A huge thank you to Harry Schumacher at Beer Business Daily for pointing out what anyone who ever made it through an intro business admin course in high school (I did, and thank you too, Mr. Bassett) should be able to figure out: higher excise taxes mean lower sales...which means lower tax income.

Unfortunately, the nimrods at the California Board of Equalization just don't get it. They're the people who collect sales and excise taxes (and isn't that a great name for such an agency?), and back in June they put forth a ruling that all beer ("but not politically connected wine," as Schumacher points out) would be considered a spirit until proven otherwise. This was because New Dry crazies at PIRE and the Marin Institute convinced them that malternatives (Smirnoff Ice and its ilk) were still being made with distilled alcohol...which meant they could be taxed at the spirits rate of $3.30 a gallon, instead of the beer rate of $0.20 per gallon. If malternatives were taxed at liquor rates, the New Drys whispered in the BOE's ear, think of all the tax revenue you'd rake in!

The hypocrisy boggles the mind: these are the same people who preach that higher taxes on beer will drive consumption down, and here they are telling the saps at the BOE that higher taxes will bring in more money. Because that is, after all, what this is really all about. The money.

What puts the icing on this three-layer dumbass cake is that the BOE...well, let's let Harry tell it.

The BOE, chaired by Dr. Judy Chu, is apparently unaware of the realities of what they have done, and they have asked the state (which is on the brink of bankrupcty) for $1.16 million to add nearly 6 full time employees to administer and enforce the new tax. The BOE has predicted that they will generate an extra $38 million in new taxes due to the reclassification of PABs. Apparently, as unbelievable as this sounds, nobody has seen fit to apprise Dr. Chu that increasing a tax on a price-sensitive beverage by 1,660% will diminish demand for that product -- to the tune of killing it entirely -- unless the producers of those PABs reformulate them to fit the definition of beer [which, almost uniformly, they have: they must have taken that high school course. Which begs the question...in what area does Dr. Chu have her doctorate?]. I'm no mathematician, but $3.30 times 0 gallons equals zero dollars in new tax revenues -- which is a far cry from $38 million.

Not just high-handed, not just gullible...they're stupid, too. Unlike the brewers, who have already jumped through this dope-hoop: Schumacher notes that the state already has over 100 pages of a single-spaced list of brewers who've "proven" that their product...is beer.

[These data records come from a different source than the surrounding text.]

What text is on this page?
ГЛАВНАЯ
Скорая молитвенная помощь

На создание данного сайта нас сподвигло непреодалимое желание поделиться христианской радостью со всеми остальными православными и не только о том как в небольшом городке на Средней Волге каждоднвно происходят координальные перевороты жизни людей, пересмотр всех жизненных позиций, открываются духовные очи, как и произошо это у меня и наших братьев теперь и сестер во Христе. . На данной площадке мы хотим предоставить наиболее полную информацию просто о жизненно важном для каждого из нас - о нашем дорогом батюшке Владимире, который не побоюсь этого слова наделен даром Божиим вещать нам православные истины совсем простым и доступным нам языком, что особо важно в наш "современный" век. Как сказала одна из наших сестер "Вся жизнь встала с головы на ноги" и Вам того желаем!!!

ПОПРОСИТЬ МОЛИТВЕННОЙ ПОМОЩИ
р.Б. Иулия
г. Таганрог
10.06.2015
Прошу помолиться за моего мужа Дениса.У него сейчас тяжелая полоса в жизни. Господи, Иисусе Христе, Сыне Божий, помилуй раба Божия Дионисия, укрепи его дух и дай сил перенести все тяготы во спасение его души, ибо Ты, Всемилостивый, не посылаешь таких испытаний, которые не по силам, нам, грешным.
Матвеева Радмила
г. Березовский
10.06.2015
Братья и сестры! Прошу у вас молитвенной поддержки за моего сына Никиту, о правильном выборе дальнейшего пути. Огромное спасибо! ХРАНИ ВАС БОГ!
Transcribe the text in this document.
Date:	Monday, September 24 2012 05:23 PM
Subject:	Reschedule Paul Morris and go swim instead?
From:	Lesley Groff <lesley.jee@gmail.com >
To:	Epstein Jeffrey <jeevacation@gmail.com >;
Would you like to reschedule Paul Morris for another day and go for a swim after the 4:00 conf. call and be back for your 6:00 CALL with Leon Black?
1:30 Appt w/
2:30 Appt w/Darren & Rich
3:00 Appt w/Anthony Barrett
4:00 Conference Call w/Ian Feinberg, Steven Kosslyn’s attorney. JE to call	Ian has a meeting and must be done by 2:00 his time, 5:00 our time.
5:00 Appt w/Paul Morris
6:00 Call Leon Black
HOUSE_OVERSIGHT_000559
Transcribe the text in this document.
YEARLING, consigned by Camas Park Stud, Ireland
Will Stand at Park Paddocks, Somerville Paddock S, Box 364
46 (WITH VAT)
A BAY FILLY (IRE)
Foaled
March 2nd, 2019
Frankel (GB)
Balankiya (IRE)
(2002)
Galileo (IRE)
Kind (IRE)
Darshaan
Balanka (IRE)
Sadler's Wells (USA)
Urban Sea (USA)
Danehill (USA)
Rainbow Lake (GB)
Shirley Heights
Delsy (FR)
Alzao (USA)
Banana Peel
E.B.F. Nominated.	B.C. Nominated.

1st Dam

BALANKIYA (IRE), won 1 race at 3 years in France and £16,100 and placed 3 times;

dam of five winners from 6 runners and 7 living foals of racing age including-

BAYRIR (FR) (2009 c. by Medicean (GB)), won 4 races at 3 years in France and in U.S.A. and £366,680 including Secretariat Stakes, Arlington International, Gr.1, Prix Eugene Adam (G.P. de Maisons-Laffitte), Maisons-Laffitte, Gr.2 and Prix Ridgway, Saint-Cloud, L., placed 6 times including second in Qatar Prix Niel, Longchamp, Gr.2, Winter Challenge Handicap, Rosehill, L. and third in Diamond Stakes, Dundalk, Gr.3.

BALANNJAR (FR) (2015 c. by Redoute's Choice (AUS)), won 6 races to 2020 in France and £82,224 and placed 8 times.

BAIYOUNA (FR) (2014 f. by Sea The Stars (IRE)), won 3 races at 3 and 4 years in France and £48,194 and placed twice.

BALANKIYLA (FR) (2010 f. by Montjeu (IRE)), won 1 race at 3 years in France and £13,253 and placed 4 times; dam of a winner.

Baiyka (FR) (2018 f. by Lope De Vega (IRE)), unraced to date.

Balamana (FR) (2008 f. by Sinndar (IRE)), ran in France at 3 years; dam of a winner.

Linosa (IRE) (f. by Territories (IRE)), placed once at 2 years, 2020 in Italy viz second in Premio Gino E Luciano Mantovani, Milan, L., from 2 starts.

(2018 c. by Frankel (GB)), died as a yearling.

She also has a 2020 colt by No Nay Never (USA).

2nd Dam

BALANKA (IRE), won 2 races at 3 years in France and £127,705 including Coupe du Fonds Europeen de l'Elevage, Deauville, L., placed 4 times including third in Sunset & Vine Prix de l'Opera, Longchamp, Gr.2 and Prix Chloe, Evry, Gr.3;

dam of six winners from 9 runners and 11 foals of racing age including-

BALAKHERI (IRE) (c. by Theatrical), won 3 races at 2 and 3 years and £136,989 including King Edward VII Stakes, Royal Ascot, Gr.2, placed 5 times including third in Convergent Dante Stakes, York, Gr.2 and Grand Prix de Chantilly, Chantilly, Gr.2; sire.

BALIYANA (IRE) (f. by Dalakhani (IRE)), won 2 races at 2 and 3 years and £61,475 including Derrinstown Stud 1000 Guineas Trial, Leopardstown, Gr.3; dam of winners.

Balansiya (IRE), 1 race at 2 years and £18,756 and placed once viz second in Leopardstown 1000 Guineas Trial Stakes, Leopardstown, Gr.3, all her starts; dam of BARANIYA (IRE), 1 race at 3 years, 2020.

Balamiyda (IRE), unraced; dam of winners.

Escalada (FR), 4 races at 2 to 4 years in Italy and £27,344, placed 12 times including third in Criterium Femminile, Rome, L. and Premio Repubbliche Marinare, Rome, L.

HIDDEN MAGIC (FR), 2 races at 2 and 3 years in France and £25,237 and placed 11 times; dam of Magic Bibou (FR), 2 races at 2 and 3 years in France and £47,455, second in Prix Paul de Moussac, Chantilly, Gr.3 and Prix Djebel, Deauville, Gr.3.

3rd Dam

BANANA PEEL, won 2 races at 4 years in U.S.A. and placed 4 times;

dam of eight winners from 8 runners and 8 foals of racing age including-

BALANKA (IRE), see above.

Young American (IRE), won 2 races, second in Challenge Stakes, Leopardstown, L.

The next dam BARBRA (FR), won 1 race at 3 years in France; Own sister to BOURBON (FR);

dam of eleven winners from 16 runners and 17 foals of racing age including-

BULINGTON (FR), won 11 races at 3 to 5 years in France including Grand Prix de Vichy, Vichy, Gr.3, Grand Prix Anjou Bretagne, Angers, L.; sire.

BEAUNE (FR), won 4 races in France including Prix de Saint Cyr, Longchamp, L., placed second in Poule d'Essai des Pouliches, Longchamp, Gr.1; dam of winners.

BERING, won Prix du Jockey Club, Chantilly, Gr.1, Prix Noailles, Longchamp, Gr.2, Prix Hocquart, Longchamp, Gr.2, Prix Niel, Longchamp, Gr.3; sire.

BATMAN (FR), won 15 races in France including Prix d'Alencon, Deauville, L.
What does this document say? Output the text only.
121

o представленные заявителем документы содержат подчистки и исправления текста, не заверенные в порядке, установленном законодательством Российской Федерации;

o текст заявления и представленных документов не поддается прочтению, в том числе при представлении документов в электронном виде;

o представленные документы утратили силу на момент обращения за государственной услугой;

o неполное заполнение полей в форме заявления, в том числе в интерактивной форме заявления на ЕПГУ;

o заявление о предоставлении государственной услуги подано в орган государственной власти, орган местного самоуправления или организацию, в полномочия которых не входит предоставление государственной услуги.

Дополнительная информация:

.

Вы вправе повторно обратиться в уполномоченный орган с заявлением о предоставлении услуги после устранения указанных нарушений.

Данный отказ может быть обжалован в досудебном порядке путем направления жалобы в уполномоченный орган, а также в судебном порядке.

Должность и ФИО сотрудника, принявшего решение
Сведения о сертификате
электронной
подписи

And I thought Pennsylvania was ass-backwards on booze.

2 comments:

The American Don said...

Homebrew, don't ya really love it

Homebrew, can't get nuff of it

They know craft beerers will not stop drinking beer. I do wonder why the Mega Brewers didn't kick up some lobbying to stop this BS.

Lew Bryson said...

I think the only megabrewer still in it is A-B, and they were more focused on getting their expanded trinkets law passed in California.